A more specific phrasing:

Compare cancellation rate by plan for this month and last month, and find plans where the month-over-month increase exceeds 10%

Attribution Questions

Attribution questions are used to explain "why something changed".

Common phrasing:

Why did it change? What dimensions should we break it down by?

Examples:

Why is the active rate lowest for Premium plan? Break down by source, country, and seats range

What are the main reasons for the increase in cancelled accounts this month? Analyze by plan and source

A more complete phrasing:

Analyze the main reasons for user activity differences: what factors are most likely to affect whether users are active? Perform attribution analysis by country, game library size, game type, achievement rarity, and achievement depth, and generate charts.

Attribution questions often require multiple rounds of analysis. It is recommended to start with an overview and then drill into a specific anomaly.

First round:

Show account health overview by plan

Second round:

Why is the cancellation rate highest for Premium plan? Break down by source and country

When reading attribution results, note:

  • Attribution analysis is typically multi-dimensional comparison and correlation explanation, not strict causal proof.
  • If a dimension does not exist in the current analytics domain, the system may indicate it cannot analyze by that dimension, and will substitute with actually available fields.
  • Results should be viewed in terms of both "difference in active rate" and "contribution share". Some factors have a high active rate but a small sample; others have an average active rate but a large scale, making their overall impact greater.
  • For important conclusions, BI analysts should check SQL and logs to confirm the correct tables, fields, filters, and grouping were used.

In practice, the Analytics Agent can generate multiple charts around an attribution question, breaking down by country, game library size, achievement rarity, game type, and achievement depth, and summarize the ranking of influencing factors.

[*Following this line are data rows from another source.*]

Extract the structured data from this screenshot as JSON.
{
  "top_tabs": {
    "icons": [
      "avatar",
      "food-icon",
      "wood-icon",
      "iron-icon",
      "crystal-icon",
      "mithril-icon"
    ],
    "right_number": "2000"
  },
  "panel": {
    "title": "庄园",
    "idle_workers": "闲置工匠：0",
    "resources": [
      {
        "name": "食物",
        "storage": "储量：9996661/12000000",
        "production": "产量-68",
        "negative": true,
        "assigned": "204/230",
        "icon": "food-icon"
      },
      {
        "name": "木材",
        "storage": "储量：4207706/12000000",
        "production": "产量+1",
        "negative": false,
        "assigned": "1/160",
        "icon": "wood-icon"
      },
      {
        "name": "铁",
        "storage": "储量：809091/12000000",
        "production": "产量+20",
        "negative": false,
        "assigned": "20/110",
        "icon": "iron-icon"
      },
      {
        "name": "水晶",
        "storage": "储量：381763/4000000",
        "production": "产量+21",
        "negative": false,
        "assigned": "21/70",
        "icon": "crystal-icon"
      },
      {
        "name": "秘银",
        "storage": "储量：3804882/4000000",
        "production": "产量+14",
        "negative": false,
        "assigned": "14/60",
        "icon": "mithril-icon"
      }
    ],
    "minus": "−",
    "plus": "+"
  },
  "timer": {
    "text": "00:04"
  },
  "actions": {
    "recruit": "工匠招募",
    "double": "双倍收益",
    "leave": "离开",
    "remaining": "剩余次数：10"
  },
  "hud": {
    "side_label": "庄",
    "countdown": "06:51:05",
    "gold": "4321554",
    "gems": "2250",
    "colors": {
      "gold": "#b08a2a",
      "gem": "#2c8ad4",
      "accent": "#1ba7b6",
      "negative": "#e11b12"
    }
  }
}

For these types of questions, when data volume is large, runtime may be significantly longer than simple lookup questions.

Chart Output Recommendations

Different analysis patterns suit different chart types:

Analysis PatternRecommended Chart
TrendLine chart
Group comparisonBar chart, horizontal bar chart
RankingHorizontal bar chart, ranking table
ProportionPie chart, donut chart, stacked chart
Multi-metric comparisonTable, combo chart
DetailTable
AttributionLayered bar chart, comparison table
Time-series forecastForecast line chart, confidence interval chart

If the system's automatically selected chart does not match your expectations, you can specify in the question:

View new account trends by month, displayed as a line chart

Compare active rate and cancellation rate by plan, displayed as a bar chart

From Questions to Dashboards

Not all questions need to be saved to a dashboard.

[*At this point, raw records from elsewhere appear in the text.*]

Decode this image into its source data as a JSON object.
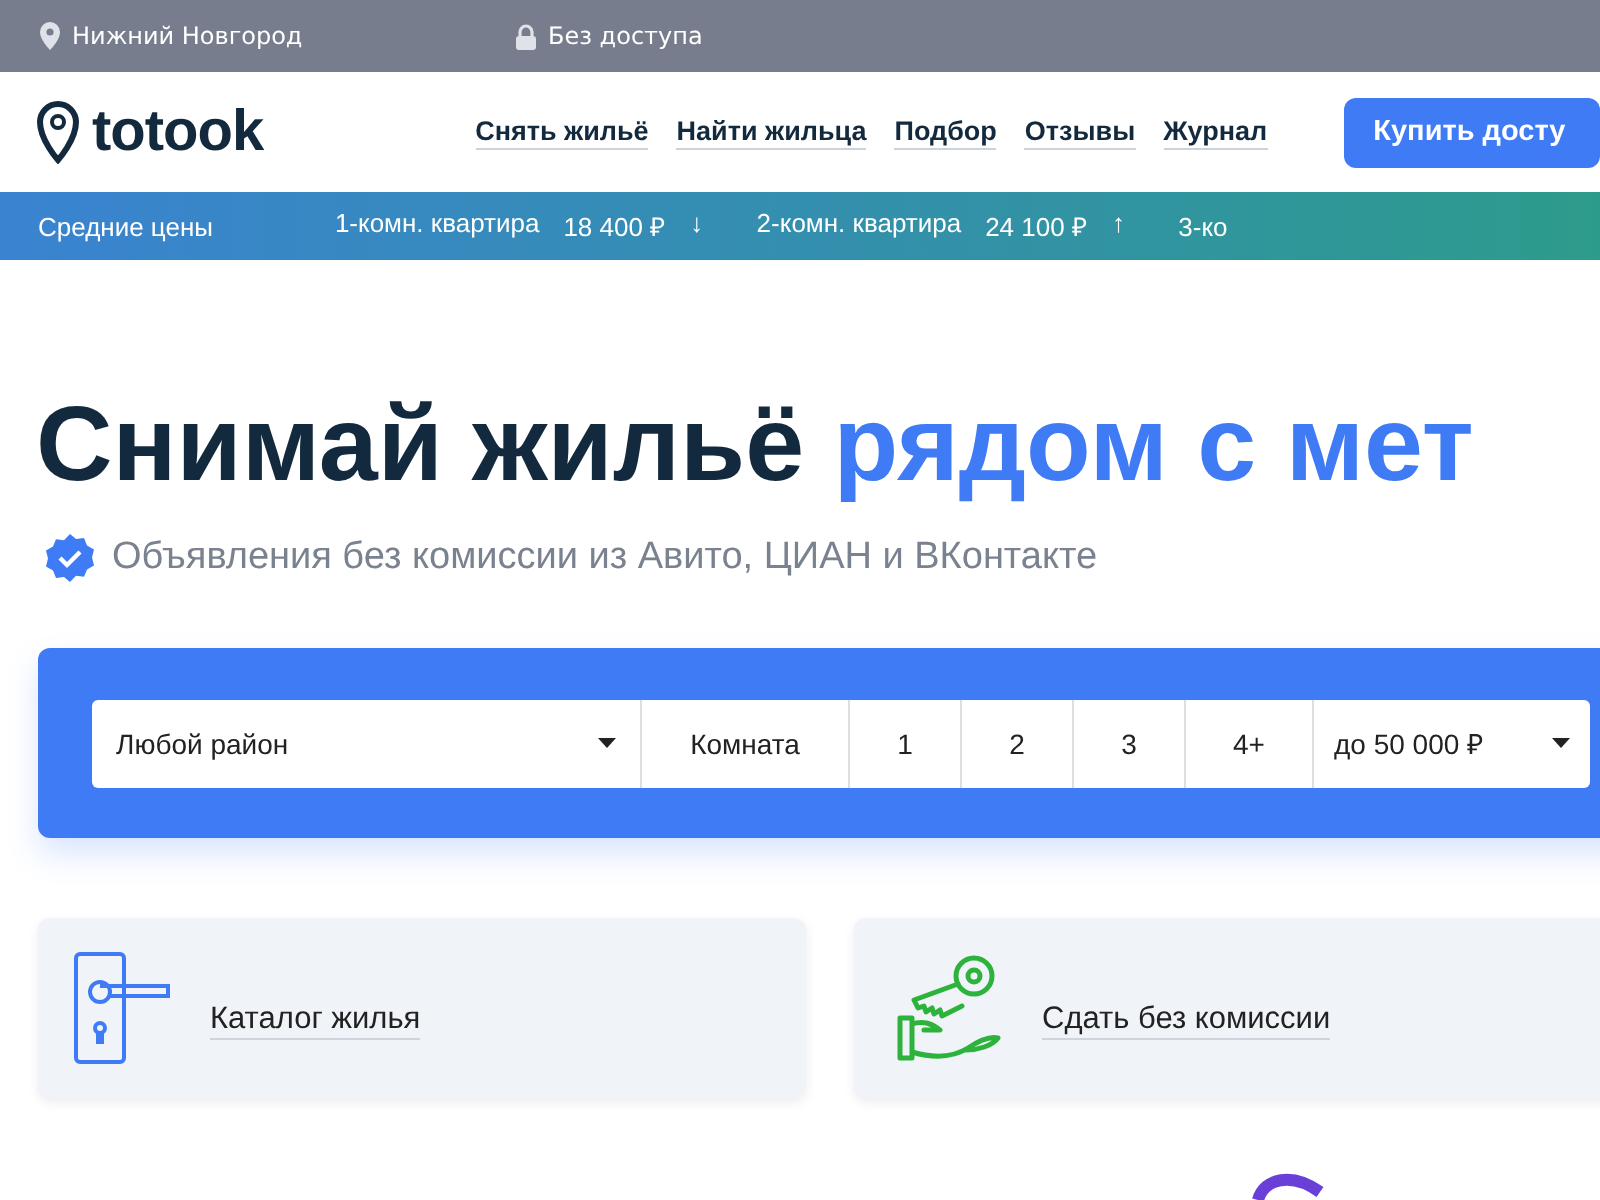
{
  "top_bar": {
    "city": "Нижний Новгород",
    "access": "Без доступа"
  },
  "header": {
    "logo": "totook",
    "nav": [
      {
        "label": "Снять жильё"
      },
      {
        "label": "Найти жильца"
      },
      {
        "label": "Подбор"
      },
      {
        "label": "Отзывы"
      },
      {
        "label": "Журнал"
      }
    ],
    "button": "Купить досту"
  },
  "price_bar": {
    "label": "Средние цены",
    "items": [
      {
        "name": "1-комн. квартира",
        "price": "18 400 ₽",
        "trend": "↓"
      },
      {
        "name": "2-комн. квартира",
        "price": "24 100 ₽",
        "trend": "↑"
      },
      {
        "name": "3-ко"
      }
    ]
  },
  "hero": {
    "title": "Снимай жильё",
    "title_accent": "рядом с мет",
    "subtitle": "Объявления без комиссии из Авито, ЦИАН и ВКонтакте"
  },
  "search": {
    "district": "Любой район",
    "rooms": [
      {
        "label": "Комната",
        "selected": false
      },
      {
        "label": "1",
        "selected": false
      },
      {
        "label": "2",
        "selected": false
      },
      {
        "label": "3",
        "selected": false
      },
      {
        "label": "4+",
        "selected": false
      }
    ],
    "price": "до 50 000 ₽"
  },
  "cards": [
    {
      "kind": "door",
      "label": "Каталог жилья"
    },
    {
      "kind": "key",
      "label": "Сдать без комиссии"
    }
  ]
}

Questions suitable for dashboards:

  • Reviewed daily, weekly, or monthly.
  • Needed for team sharing.
  • Require continuous anomaly monitoring.
  • Charts clearly express the business state.
  • Metric definitions are stable.

Questions not suitable for dashboards:

  • One-time ad hoc queries.
  • Definitions not yet confirmed.
  • Data still being validated.
  • Question expression depends on current context.

In practice, charts and tables from Q&A results can be saved directly to a dashboard. BI analysts can first explore using natural language, then save valuable results as dashboard components.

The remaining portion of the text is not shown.